A CA Built for the Threat Model We Actually Have

This builds on earlier posts on what attestation actually proves, what confidential computing is and isn’t, and an honest accounting of the problems with the current generation of TEEs. None of those problems go away here. The argument is that despite those limitations, attestation is an important tool. Certificate issuance is overdue to use it.

Back in the 1990s, I was doing some consulting for DigiNotar, yes, that DigiNotar. They had CA facilities in a data center whose perimeter still had WWII-era anti-tank obstacles, large concrete barriers sometimes called “dragon’s teeth.” Of course, this was an artifact of the facility’s history, but data centers are designed from a security perspective with layers of physical protection, including barriers, mantraps, biometrics, individual vaults with cages, individual racks with their own locks and biometrics, cameras, and more. The threat of physical theft, destruction, or manipulation is exactly what these facilities are designed to mitigate.

When building a CA inside one of these facilities, we design yet another layer of protection. Administration networks are segmented from transaction networks, interconnects from supporting infrastructure, the issuance environment from the systems holding root keys. We add our own physical segmentation on top of that so we can build controls around multiple parties being necessary for the more sensitive operations, while still letting routine hardware maintenance happen on the schedule the SLA needs.

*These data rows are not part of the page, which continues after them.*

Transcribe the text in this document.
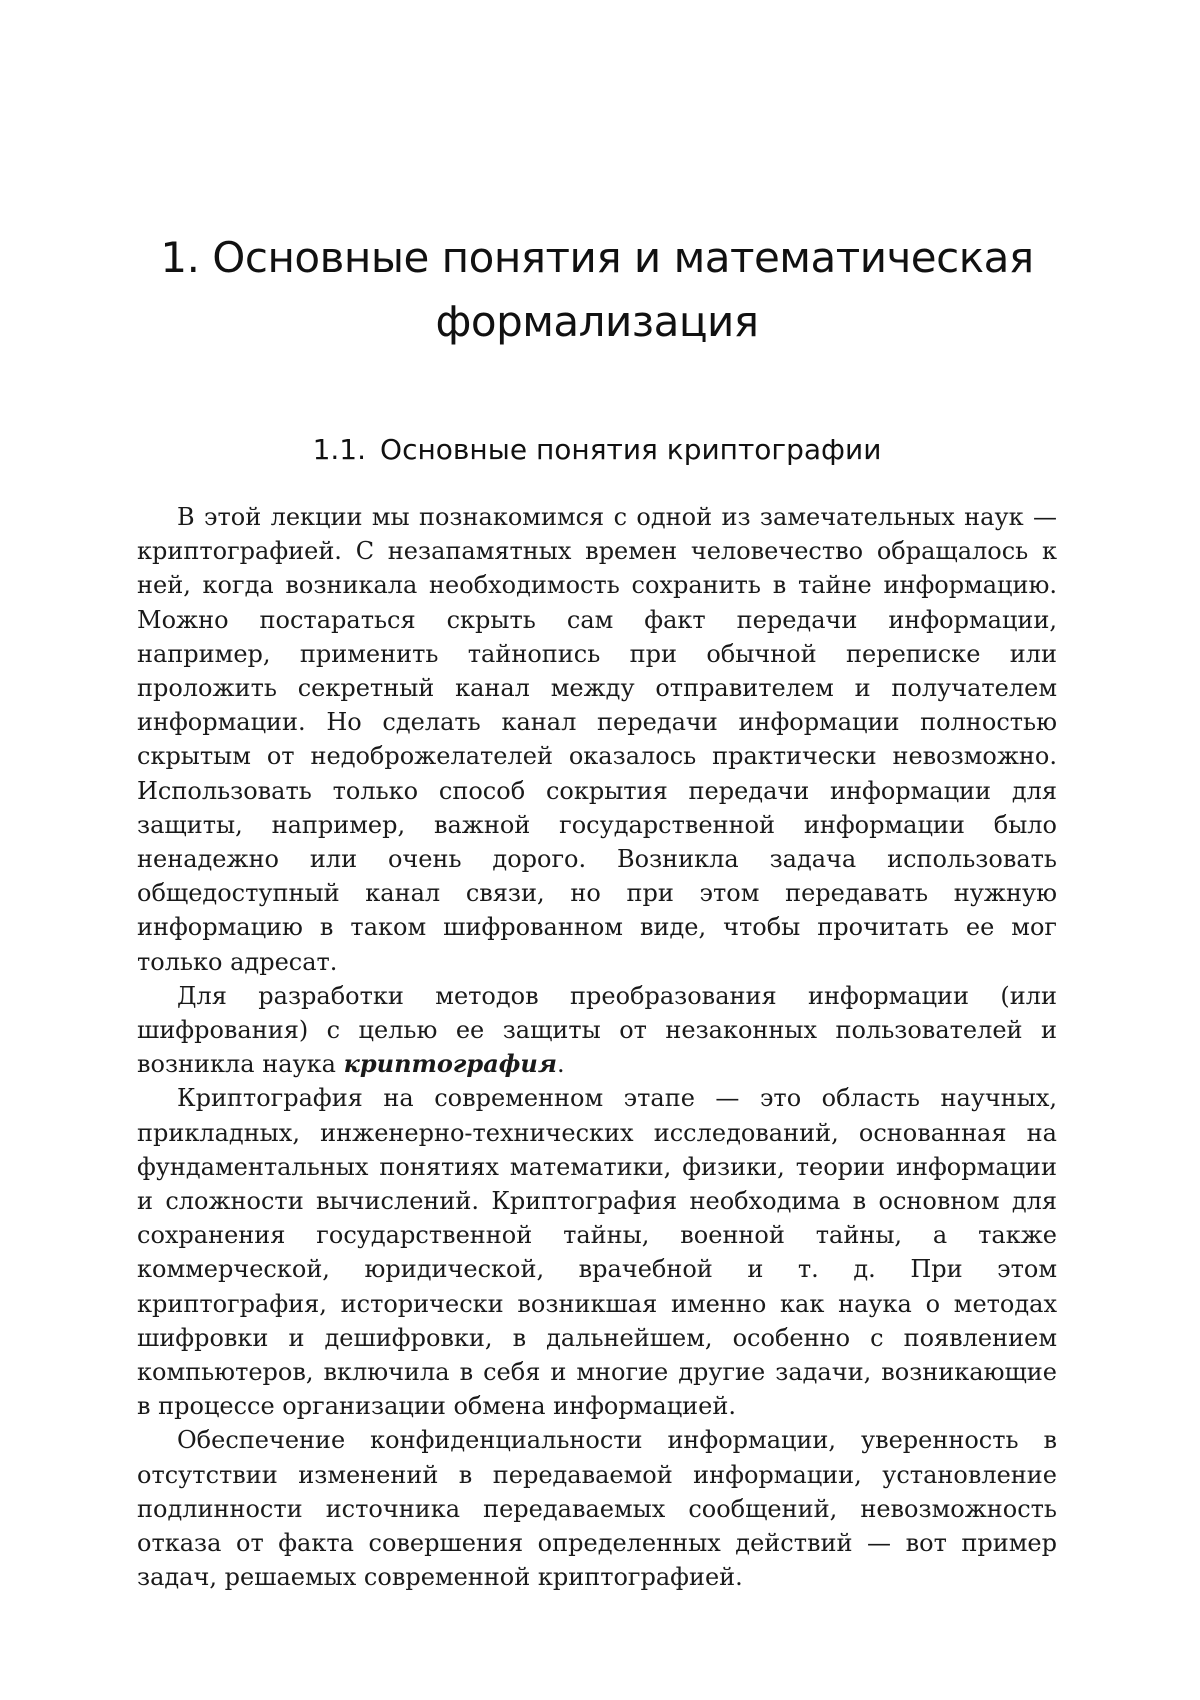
1. Основные понятия и математическая
формализация
1.1. Основные понятия криптографии

В этой лекции мы познакомимся с одной из замечательных наук — криптографией. С незапамятных времен человечество обращалось к ней, когда возникала необходимость сохранить в тайне информацию. Можно постараться скрыть сам факт передачи информации, например, применить тайнопись при обычной переписке или проложить секретный канал между отправителем и получателем информации. Но сделать канал передачи информации полностью скрытым от недоброжелателей оказалось практически невозможно. Использовать только способ сокрытия передачи информации для защиты, например, важной государственной информации было ненадежно или очень дорого. Возникла задача использовать общедоступный канал связи, но при этом передавать нужную информацию в таком шифрованном виде, чтобы прочитать ее мог только адресат.

Для разработки методов преобразования информации (или шифрования) с целью ее защиты от незаконных пользователей и возникла наука криптография.

Криптография на современном этапе — это область научных, прикладных, инженерно-технических исследований, основанная на фундаментальных понятиях математики, физики, теории информации и сложности вычислений. Криптография необходима в основном для сохранения государственной тайны, военной тайны, а также коммерческой, юридической, врачебной и т. д. При этом криптография, исторически возникшая именно как наука о методах шифровки и дешифровки, в дальнейшем, особенно с появлением компьютеров, включила в себя и многие другие задачи, возникающие в процессе организации обмена информацией.

Обеспечение конфиденциальности информации, уверенность в отсутствии изменений в передаваемой информации, установление подлинности источника передаваемых сообщений, невозможность отказа от факта совершения определенных действий — вот пример задач, решаемых современной криптографией.
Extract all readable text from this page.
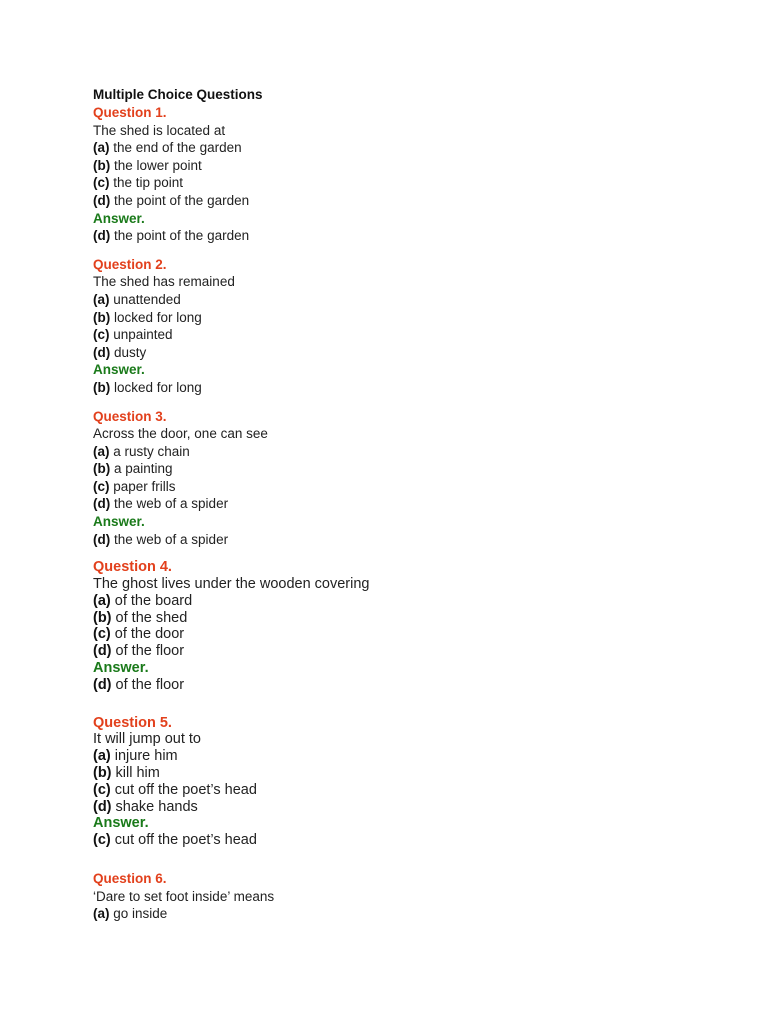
Multiple Choice Questions
Question 1.
The shed is located at
(a) the end of the garden
(b) the lower point
(c) the tip point
(d) the point of the garden
Answer.
(d) the point of the garden
Question 2.
The shed has remained
(a) unattended
(b) locked for long
(c) unpainted
(d) dusty
Answer.
(b) locked for long
Question 3.
Across the door, one can see
(a) a rusty chain
(b) a painting
(c) paper frills
(d) the web of a spider
Answer.
(d) the web of a spider
Question 4.
The ghost lives under the wooden covering
(a) of the board
(b) of the shed
(c) of the door
(d) of the floor
Answer.
(d) of the floor
Question 5.
It will jump out to
(a) injure him
(b) kill him
(c) cut off the poet’s head
(d) shake hands
Answer.
(c) cut off the poet’s head
Question 6.
‘Dare to set foot inside’ means
(a) go inside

These are all useful and important things, but the reality is that CA key material is not likely to be physically stolen. It is more likely to be compromised from the outside. We solve these problems through design, not by writing more code.

Meaningfully measured code forces design upstream of the code itself.

A measurement of a monolithic blob proves almost nothing useful. A measurement that names a specific role, a specific security domain, and a specific assertion the verifier is supposed to act on, proves something. The roles, the domain boundaries, and the questions the verification has to answer have to exist before any code is written, or the attestation is a signature on nothing in particular.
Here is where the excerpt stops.